4.4. Developing Predictive Models

Cross-plots comparing the measured and the predicted FV values for the standalone ML (RBFNN, MELM) and optimized HML (MELM-GO, RBFNN-GO) models constructed with training data are illustrated in Figure 8.

Predictions generated by the RBFNN-GO model (Figure 8) are in closest proximity to the y = x line, indicating the most accurate trained-model outcomes. RBFNN predictions, on the other hand, exhibit marginally greater variation and deviate more from actual values than RBFNN-GO, indicating less precise estimates. The MELM models generated the most imprecise forecasts, especially the standalone MELM model, which indicates a diminished capacity to accurately quantify the FV.

Figure 9 displays the evolution of the training subset RMSE for sequences of GO iterations. The hybridized RBFNN-GO architecture showed the highest degree of performance consistency, with negligible error fluctuations throughout subsequent optimizations. The RBFNN-GO model converged more slowly than the MELM-GO model but reached an improved solution. The HML models are clearly more effective learners than the standalone models.

The prediction performance metrics applied to the training subset (Table 3) rank the models RBFNN-GO (best) > MELM-GO > RBFNN > MELM (worst).

Figure 10 presents cross-plots contrasting measured and estimated FV values for the trained standalone ML algorithms (MELM, RBFNN) and optimized HML designs (MELM-GO, RBFNN-GO) applied to the testing data subset. The RBFNN and RBFNN-GO models achieved the most precise FV predictions of the four models evaluated, as seen by the tight alignment with the ideal y = x line. In comparison, the MELM architectures generated more diffuse estimations with numerous points deviating further from the y = x line.

Table 4 contrasts the statistical accuracy metrics achieved by the ML and the HML trained models applied to forecast FV values for the testing data subset. Collectively, the metrics rank the models RBFNN-GO (best) > RBFNN > MELM-GO > MELM (worst). These results suggest that the trained RBFNN-GO and RBFNN models are more generalizable than either of the MELM models when applied FV dataset studied.

5. Discussion

5.1. Overfitting Index (OFI) Assessment of the Models

Overfitting is a common ML issue where the algorithm prioritizes noise in the dataset, distorting relevant relationships. To address this, an overfitting index (OFI) is used to quantify the models’ ability to generalize. Lower OFI values indicate more generalizable models, while higher values indicate overfitting to the training subsets. The OFI helps assess a model’s ability to identify true underlying trends, and guides optimization efforts to produce trained models that perform well on unseen data [37].

Table 5 lists the calculated OFI values for developed models to predict the FV. Compression of the OFI calculated clearly shows that integration of the ML models, RBFNN and MELM, with GO technique considerably improves the generalizability of the developed models. The hybrid RBFNN-GO model generated the lowest OFI value of 0.0327 when applied to the studied FV datasets (Table 5), reflecting its enhanced generalizability.

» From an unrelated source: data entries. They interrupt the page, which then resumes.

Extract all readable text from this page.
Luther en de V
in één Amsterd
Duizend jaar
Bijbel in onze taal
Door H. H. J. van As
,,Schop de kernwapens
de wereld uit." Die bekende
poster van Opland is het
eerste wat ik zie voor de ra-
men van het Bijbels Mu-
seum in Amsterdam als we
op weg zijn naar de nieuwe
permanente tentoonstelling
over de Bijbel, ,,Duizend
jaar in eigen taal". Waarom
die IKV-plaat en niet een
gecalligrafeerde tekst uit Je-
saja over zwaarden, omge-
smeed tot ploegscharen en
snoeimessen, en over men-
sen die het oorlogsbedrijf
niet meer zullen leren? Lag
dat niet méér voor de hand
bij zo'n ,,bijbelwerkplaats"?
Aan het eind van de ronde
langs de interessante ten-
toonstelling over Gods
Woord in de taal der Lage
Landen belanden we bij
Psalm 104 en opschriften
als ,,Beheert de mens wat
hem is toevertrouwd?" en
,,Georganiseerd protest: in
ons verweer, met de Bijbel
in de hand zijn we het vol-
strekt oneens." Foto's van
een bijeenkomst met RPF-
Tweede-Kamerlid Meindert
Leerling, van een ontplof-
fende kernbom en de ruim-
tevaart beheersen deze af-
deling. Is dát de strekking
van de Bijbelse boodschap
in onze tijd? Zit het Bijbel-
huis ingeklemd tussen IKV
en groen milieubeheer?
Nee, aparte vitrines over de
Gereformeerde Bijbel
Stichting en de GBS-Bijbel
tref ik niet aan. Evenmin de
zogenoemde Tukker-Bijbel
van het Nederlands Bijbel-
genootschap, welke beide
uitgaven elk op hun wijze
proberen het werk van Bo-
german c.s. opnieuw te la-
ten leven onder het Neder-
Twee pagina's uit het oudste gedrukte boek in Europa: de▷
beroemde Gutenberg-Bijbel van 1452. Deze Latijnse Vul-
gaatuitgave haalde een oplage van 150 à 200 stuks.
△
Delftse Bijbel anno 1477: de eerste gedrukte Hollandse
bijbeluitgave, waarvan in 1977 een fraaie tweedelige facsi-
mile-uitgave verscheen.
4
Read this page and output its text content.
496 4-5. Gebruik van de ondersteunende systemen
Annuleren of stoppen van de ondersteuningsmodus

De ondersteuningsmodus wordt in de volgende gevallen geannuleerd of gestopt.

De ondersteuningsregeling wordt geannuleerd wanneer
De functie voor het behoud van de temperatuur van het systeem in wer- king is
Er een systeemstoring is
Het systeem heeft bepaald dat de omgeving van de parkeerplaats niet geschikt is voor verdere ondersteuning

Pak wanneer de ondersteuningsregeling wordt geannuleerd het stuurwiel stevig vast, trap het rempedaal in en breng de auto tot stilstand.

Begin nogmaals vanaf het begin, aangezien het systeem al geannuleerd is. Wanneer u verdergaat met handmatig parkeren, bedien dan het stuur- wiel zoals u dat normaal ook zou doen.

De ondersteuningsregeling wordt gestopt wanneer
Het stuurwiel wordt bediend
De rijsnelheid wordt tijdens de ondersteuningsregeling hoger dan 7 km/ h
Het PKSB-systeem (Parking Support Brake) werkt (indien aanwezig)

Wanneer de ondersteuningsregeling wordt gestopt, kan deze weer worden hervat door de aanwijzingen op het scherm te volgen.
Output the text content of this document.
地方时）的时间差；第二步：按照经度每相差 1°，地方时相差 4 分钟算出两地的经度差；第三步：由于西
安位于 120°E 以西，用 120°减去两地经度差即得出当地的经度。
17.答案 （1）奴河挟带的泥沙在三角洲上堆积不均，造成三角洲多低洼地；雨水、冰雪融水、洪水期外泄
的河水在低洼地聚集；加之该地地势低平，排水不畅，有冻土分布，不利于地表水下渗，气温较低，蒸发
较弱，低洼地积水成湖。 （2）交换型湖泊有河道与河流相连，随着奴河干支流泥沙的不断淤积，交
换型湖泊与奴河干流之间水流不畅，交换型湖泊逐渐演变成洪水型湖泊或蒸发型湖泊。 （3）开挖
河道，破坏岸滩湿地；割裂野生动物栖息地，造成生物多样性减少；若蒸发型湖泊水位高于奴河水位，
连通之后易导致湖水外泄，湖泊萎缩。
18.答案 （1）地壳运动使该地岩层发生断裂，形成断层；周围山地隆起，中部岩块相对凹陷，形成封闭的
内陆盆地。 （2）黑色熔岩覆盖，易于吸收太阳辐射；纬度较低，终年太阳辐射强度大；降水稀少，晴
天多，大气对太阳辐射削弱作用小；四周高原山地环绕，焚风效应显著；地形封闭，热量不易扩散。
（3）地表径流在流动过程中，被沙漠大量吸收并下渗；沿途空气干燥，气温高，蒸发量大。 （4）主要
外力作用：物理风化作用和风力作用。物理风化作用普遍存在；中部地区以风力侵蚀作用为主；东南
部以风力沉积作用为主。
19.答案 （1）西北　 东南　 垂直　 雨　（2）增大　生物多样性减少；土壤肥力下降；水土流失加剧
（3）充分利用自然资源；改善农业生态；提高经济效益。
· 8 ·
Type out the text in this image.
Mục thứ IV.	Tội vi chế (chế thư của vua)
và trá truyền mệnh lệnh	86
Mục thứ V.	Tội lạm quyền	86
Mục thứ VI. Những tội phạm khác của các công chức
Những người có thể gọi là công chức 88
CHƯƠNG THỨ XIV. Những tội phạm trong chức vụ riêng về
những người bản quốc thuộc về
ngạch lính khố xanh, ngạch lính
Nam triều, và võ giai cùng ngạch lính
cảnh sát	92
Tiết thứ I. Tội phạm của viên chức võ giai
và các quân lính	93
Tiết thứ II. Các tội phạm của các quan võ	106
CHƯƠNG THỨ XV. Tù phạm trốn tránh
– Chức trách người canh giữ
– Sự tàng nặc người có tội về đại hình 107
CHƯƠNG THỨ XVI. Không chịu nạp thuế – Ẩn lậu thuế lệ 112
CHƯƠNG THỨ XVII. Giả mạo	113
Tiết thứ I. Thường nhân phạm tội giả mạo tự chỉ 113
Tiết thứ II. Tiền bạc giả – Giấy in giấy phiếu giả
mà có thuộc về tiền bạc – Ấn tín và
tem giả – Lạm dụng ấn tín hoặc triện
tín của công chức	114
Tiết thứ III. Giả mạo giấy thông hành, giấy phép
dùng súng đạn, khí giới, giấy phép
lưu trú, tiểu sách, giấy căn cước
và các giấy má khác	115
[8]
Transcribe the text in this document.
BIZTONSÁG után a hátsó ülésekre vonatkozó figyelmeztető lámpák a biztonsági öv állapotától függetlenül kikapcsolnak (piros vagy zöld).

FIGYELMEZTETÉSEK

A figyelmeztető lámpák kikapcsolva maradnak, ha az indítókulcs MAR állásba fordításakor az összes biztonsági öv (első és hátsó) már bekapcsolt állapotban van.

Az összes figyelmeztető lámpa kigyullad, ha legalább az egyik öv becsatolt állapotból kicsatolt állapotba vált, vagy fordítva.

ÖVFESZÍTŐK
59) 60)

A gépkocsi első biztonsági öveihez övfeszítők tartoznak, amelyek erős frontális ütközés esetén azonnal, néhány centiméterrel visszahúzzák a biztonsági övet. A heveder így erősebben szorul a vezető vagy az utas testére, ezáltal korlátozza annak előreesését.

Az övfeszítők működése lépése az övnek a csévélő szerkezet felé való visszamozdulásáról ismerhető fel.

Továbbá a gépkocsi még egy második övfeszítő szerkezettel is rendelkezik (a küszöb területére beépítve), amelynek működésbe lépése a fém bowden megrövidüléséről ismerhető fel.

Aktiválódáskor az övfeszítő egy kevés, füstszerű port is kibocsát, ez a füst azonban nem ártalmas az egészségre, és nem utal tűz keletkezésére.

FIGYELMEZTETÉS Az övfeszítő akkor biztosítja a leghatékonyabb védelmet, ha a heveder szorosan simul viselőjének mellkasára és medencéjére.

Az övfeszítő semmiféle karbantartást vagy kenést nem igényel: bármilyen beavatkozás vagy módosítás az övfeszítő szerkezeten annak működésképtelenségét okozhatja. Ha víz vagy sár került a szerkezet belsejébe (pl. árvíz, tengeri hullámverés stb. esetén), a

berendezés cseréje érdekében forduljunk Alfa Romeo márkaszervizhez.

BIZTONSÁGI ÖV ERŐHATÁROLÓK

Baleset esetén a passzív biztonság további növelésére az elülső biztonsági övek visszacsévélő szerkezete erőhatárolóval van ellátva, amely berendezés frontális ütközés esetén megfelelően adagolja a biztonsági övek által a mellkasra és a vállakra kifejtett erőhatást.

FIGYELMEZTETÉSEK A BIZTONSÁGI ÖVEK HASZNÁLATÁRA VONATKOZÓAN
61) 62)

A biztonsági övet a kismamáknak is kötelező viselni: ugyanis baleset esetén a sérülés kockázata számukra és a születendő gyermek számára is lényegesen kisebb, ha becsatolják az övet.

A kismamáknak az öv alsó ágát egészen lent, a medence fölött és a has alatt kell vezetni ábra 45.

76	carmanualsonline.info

5.2. Score Analysis of the Models

“Score” analysis was used to evaluate model development and testing for FV prediction effectiveness [38]. Each predictive metric was assigned a numerical value, with the top performing model receiving a score of 4 (because there are four models under consideration). On the other hand, the lowest scoring model received a score of 1. Cumulative scores were used to assess predictive prowess. Scores were derived for both training and testing subsets, and were combined to generate a total score value for each of the four models (Table 6). The score analysis results are illustrated in a radar diagram (Figure 11). The total score values rank the models RBFNN-GO (best) > MELM-GO > RBFNN > MELM (worst), despite the RBFNN model achieving a higher score than the MELM-GO model regarding the testing subset. These results suggest that the OFI model ranking is more meaningful than the total score model ranking in terms of relative model generalizability. The scoring method is assigning too great of a weight to the results of the training subset.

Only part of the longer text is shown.